The Australian Securities and Investments Commission (ASIC) announced Thursday that it had reviewed financial reports for the year ending 30 June 2020 for 170 listed companies.
This resulted in the regulator contacting 27 companies regarding 58 different matters to demand a ‘please explain’.
Issues around disclosures about the effect of COVID-19 dominated this year’s enquiries.
“Many companies made useful and meaningful disclosures on the impact of COVID-19 conditions. However, some entities with businesses adversely affected by the pandemic did not appear to give sufficient attention to the reporting of asset values and financial position,” stated ASIC.
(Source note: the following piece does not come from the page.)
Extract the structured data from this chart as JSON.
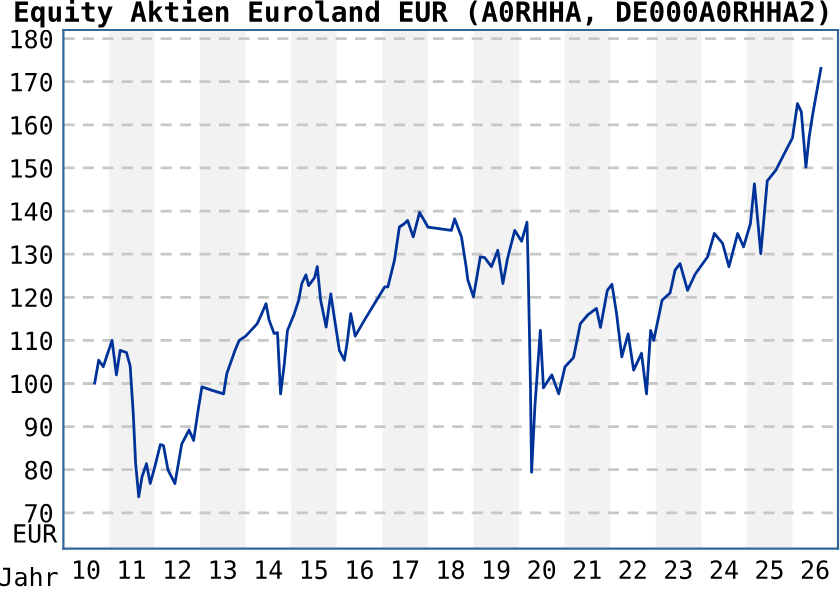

The commission also enquired when it thought the company “made unrealistic and unsupportable assumptions about future cash flows“.
Four of the 27 companies have been let off so far, while investigations into the other 23 are continuing.
$60 million of profit wiped from 4 companies
An ASX company is sometimes compelled to amend its reported numbers after an ASIC enquiry.
Collectively $60 million of profit was wiped from these companies due to the corrections.
ASIC did acknowledge that the coronavirus pandemic would have forced many companies to use “probability-weighted scenarios” to come up with their figures.
A simple disclosure of assumptions in the financial report would have covered this, according to the commission.
Listed companies need to improve to keep investors sufficiently informed.
“Our findings emphasise that directors and auditors need to focus on impairment of non-financial assets given the extended impact of the COVID-19 pandemic, to ensure that the market is properly informed about asset values and the expected future performance implied by those values,” stated ASIC.
ASIC had previously warned that directors are “primarily responsible” for the quality of the company’s financial report.
“Companies should apply appropriate experience and expertise, particularly in more difficult and complex areas of accounting policies and estimates.”